Nilpotent group with rationally powered abelianization need not be rationally powered

This article gives the statement, and possibly proof, of the fact that for a group, the subgroup obtained by applying a given subgroup-defining function (i.e., derived subgroup) does not always satisfy a particular subgroup property (i.e., quotient-powering-faithful subgroup)
View subgroup property satisfactions for subgroup-defining functions ${\displaystyle |}$ View subgroup property dissatisfactions for subgroup-defining functions

Statement

It is possible to have a nilpotent group ${\displaystyle G}$ such that the abelianization of ${\displaystyle G}$ is a rationally powered group (which in this case means it is a vector space over ${\displaystyle \mathbb {Q} }$) but such that ${\displaystyle G}$ is not rationally powered over any prime. In fact, we can select ${\displaystyle G}$ to be such that it has ${\displaystyle p}$-torsion for every prime ${\displaystyle p}$.

This also shows that the derived subgroup of a nilpotent group need not be a quotient-powering-faithful subgroup.

Related facts

Opposite facts

• The group is forced to be divisible for all primes that the abelianization is divisible by. See Nilpotent group is divisible by a prime iff its abelianization is and iff all lower central series quotients are.

Proof

Further information: quotient of UT(3,Q) by a central Z

Let ${\displaystyle G}$ be the quotient group of ${\displaystyle UT(3,\mathbb {Q} )}$ (the unitriangular matrix group of degree three over the field of rational numbers) by a subgroup ${\displaystyle \mathbb {Z} }$ inside its center (which is a copy of ${\displaystyle \mathbb {Q} }$). Explicitly, we can think of ${\displaystyle G}$ as matrices of the form:

${\displaystyle \{{\begin{pmatrix}1&a_{12}&{\overline {a_{13}}}\\0&1&a_{23}\\0&0&1\\\end{pmatrix}}\mid a_{12},a_{23}\in \mathbb {Q} ,{\overline {a_{13}}}\in \mathbb {Q} /\mathbb {Z} \}}$

with the matrix multiplication defined as:

${\displaystyle {\begin{pmatrix}1&a_{12}&{\overline {a_{13}}}\\0&1&a_{23}\\0&0&1\\\end{pmatrix}}{\begin{pmatrix}1&b_{12}&{\overline {b_{13}}}\\0&1&b_{23}\\0&0&1\\\end{pmatrix}}={\begin{pmatrix}1&a_{12}+b_{12}&{\overline {a_{12}b_{23}}}+{\overline {a_{13}}}+{\overline {b_{13}}}\\0&1&a_{23}+b_{23}\\0&0&1\\\end{pmatrix}}}$

where ${\displaystyle {\overline {a_{12}b_{23}}}}$ is understood to be the image of ${\displaystyle a_{12}b_{23}}$ under the quotient map ${\displaystyle \mathbb {Q} \to \mathbb {Q} /\mathbb {Z} }$.

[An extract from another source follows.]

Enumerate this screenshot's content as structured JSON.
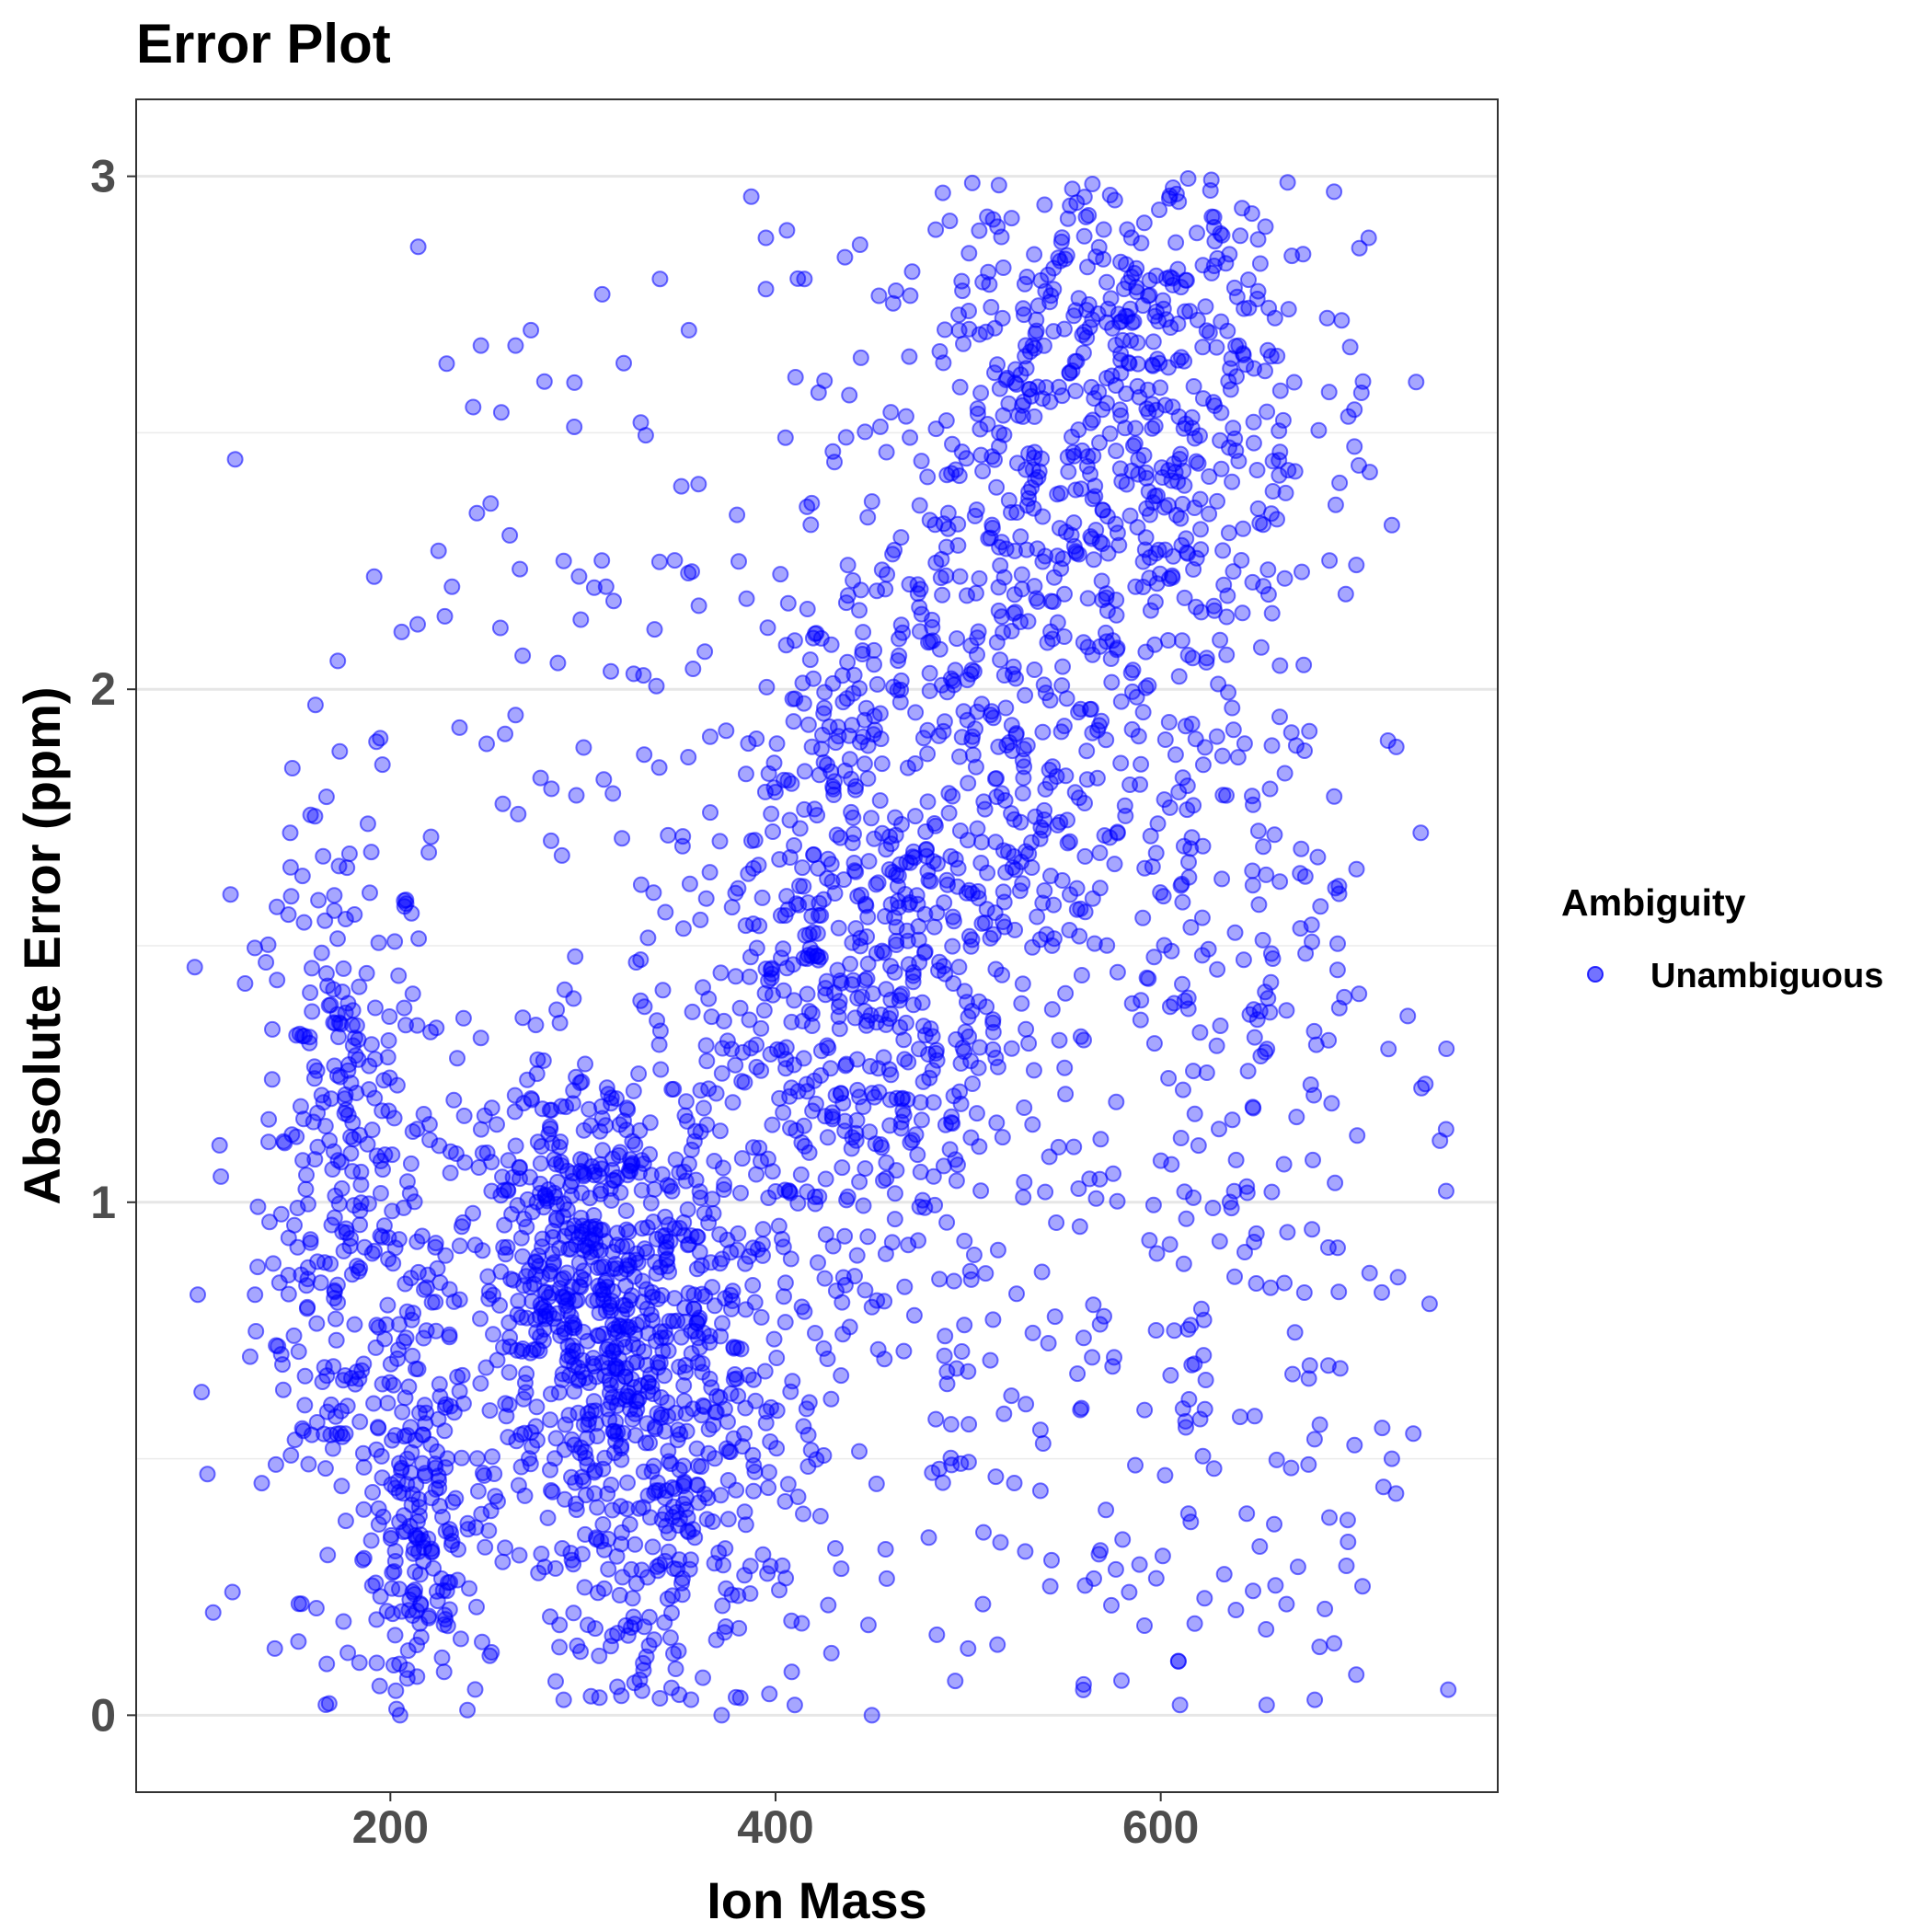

The center of ${\displaystyle G}$ coincides with its derived subgroup, and is:

${\displaystyle \left\{{\begin{pmatrix}1&0&{\overline {a_{13}}}\\0&1&0\\0&0&1\\\end{pmatrix}}\mid {\overline {a_{13}}}\in \mathbb {Q} /\mathbb {Z} \right\}}$

The inner automorphism group and the abelianization are therefore both isomorphic to ${\displaystyle \mathbb {Q} \times \mathbb {Q} }$, which is rationally powered. However, the group as a whole has ${\displaystyle p}$-torsion for all primes ${\displaystyle p}$.